So also entstand das Spiel "Auripolis", wie die Humanisten in einer lateinisch-griechischen Wortspielerei Ingolstadt ("In-Gold-Stadt") nannten. Auf der Suche nach Beiträgen für das Ingolstädter "Stadtwerdungsfest" im Jahre 2000 erfuhren wir von der ungewöhnlichen "Facharbeit", die vor allem interessante Einblicke in die mittelalterliche und frühneuzeitliche Lebenswelt verschafft, und entschlossen uns, das hübsche Produkt lehrreicher Unterhaltung der Öffentlichkeit zugänglich zu machen. Jung und Alt werden ihre Freude daran haben, spielerisch den immer wieder faszinierenden Spuren durch die Jahrhunderte unserer so geschichtsträchtigen, schönen und an Kostbarkeiten reichen Stadt zu folgen."
Wie finden Sie diese salbungsvollen Worte von Elin Reismüller, der Herausgeberin des Donaukuriers?

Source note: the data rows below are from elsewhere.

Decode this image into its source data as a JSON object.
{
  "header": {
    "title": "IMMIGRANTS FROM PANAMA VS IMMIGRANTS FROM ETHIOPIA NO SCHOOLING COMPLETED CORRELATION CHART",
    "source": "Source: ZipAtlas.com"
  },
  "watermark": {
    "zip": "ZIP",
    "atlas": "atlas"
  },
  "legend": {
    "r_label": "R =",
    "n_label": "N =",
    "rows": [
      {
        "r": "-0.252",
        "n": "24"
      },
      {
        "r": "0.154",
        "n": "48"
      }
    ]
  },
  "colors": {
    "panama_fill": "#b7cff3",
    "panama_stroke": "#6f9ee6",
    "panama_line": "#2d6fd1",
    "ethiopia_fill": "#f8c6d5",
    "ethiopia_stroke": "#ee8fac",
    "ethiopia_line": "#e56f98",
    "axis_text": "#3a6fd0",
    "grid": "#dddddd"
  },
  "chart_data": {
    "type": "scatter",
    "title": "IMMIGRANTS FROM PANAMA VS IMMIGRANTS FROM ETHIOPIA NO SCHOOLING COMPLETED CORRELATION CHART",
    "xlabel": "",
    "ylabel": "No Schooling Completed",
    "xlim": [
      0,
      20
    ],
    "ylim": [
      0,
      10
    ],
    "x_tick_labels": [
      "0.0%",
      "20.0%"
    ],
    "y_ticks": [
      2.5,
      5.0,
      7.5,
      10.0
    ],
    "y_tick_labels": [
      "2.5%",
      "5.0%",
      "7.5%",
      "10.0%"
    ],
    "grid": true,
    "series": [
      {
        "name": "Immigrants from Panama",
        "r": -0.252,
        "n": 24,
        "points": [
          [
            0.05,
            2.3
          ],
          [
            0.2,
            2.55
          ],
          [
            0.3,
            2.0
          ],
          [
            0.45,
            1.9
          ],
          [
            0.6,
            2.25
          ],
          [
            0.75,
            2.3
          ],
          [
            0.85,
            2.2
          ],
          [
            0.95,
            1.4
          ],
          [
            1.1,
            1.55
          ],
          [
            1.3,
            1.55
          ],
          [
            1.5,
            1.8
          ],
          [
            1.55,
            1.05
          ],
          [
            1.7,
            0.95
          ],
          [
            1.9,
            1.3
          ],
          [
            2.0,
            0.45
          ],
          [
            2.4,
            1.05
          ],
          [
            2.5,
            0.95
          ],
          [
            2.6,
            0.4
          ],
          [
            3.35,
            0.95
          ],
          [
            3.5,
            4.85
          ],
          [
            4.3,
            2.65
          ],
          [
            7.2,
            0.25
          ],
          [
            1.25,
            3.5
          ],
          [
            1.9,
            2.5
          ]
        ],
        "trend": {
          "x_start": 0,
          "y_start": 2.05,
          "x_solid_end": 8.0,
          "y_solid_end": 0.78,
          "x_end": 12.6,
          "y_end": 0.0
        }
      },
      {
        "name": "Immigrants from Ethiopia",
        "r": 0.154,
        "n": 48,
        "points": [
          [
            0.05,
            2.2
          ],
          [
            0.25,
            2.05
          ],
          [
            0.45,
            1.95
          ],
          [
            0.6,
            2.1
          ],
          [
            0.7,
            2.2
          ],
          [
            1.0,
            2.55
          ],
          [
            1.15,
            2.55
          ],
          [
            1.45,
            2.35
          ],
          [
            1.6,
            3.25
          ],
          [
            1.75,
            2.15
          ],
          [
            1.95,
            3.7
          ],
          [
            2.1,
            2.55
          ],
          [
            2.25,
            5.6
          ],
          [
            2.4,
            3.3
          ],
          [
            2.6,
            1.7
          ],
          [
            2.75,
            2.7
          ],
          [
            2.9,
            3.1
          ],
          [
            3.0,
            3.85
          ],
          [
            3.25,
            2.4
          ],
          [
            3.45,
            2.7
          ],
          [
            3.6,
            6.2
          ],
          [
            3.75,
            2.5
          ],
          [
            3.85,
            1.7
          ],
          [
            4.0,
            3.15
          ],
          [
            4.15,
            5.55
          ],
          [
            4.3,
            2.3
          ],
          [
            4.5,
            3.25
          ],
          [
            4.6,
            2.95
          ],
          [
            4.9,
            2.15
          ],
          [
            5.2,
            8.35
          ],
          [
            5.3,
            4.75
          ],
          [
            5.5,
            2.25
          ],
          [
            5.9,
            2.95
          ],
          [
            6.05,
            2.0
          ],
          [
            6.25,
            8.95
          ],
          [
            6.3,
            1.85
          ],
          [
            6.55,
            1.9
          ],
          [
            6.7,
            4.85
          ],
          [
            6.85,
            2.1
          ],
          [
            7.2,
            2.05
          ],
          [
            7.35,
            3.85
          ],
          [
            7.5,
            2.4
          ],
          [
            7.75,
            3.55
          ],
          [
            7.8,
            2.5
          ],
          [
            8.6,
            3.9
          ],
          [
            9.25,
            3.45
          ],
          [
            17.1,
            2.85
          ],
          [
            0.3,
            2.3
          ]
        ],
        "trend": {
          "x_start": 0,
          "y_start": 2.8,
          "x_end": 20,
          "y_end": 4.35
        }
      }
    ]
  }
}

Spricht sie nicht voller Stolz über Ingolstadt!? ... und ist sie nicht noch stolzer, AURIPOLIS erst möglich gemacht zu haben? Normalerweise wäre alles auf kleiner Ingolstädter Flamme gekocht worden, aber da sei das Internet vor. ... und so ging's los, in jenem Forum aller Selbstdarsteller, Profilneurotiker und begeisterter Surfer. Naja, sicherlich gibt's auch richtig anspruchsvolle Dinge im Netz, sonst wäre unser Chef-Surfer Ralf E. Kahlert nie und nimmer auf die Homepage von AURIPOLIS (www.auripolis.de) gestoßen. Sein Kommentar zur Homepage, die von der Online-Redaktion des Donaukuriers geschaffen wurde: "Sieht toll aus, sieht nach den SIEDLERn aus, müssen wir mal besorgen".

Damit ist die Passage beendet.